第6話 賀茂の娘
晴明が梨花を助けてから数ヶ月経ったが、彼女が何か思い出す様子はみられない。家人の中には、彼女を物の怪あるいは怨霊ではないかと噂する者もいた。梨花は居心地の悪さを感じ、申し訳なく思っていた。
ある日、晴明と保憲が帰宅すると、机の上に一通の手紙が置かれていた。手紙は梨花が書いたもので、彼女は皆に迷惑をかけたくないからと家を去る決意をしたのだった。晴明は、幼い頃に母が手紙を残して行方知れずになったことを思い出して、胸騒ぎがした。夜が更けようとしていたにも関わらず、晴明は梨花を探しに出かける。

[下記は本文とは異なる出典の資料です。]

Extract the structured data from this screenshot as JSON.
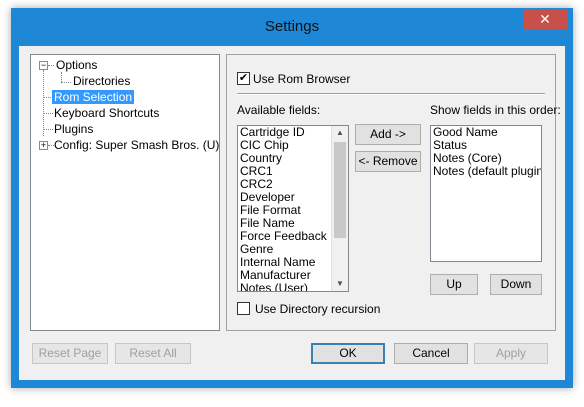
{
  "window": {
    "title": "Settings",
    "close_glyph": "✕"
  },
  "tree": {
    "items": [
      {
        "label": "Options"
      },
      {
        "label": "Directories"
      },
      {
        "label": "Rom Selection"
      },
      {
        "label": "Keyboard Shortcuts"
      },
      {
        "label": "Plugins"
      },
      {
        "label": "Config: Super Smash Bros. (U)"
      }
    ]
  },
  "panel": {
    "use_rom_browser_label": "Use Rom Browser",
    "use_rom_browser_checked": "✔",
    "available_fields_label": "Available fields:",
    "show_fields_label": "Show fields in this order:",
    "available_fields": [
      "Cartridge ID",
      "CIC Chip",
      "Country",
      "CRC1",
      "CRC2",
      "Developer",
      "File Format",
      "File Name",
      "Force Feedback",
      "Genre",
      "Internal Name",
      "Manufacturer",
      "Notes (User)"
    ],
    "shown_fields": [
      "Good Name",
      "Status",
      "Notes (Core)",
      "Notes (default plugins)"
    ],
    "add_label": "Add ->",
    "remove_label": "<- Remove",
    "up_label": "Up",
    "down_label": "Down",
    "use_dir_recursion_label": "Use Directory recursion"
  },
  "footer": {
    "reset_page_label": "Reset Page",
    "reset_all_label": "Reset All",
    "ok_label": "OK",
    "cancel_label": "Cancel",
    "apply_label": "Apply"
  }
}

この頃は群盗が横行していた。梨花が京中を彷徨っていると、盗賊の集団に遭遇した。襲われそうになったところ、警固にあたっていた武官の男が盗賊を射殺した。ちょうどそこへ晴明と保憲が駆けつけて、何とか梨花を連れ戻した。晴明は梨花に、一人で抱え込まないよう伝えた。彼女もまた、勝手に家を出ていかないと約束した。
七夕の日、晴明は梨花から何を願うのか聞かれる。彼は白雪と出逢ってから今まで、再び彼女に逢いたいと願っていた。梨花は晴明にとって白雪はとても大事な人なのだと感じた。彼女も心の中で、晴明と白雪が再会することを願った。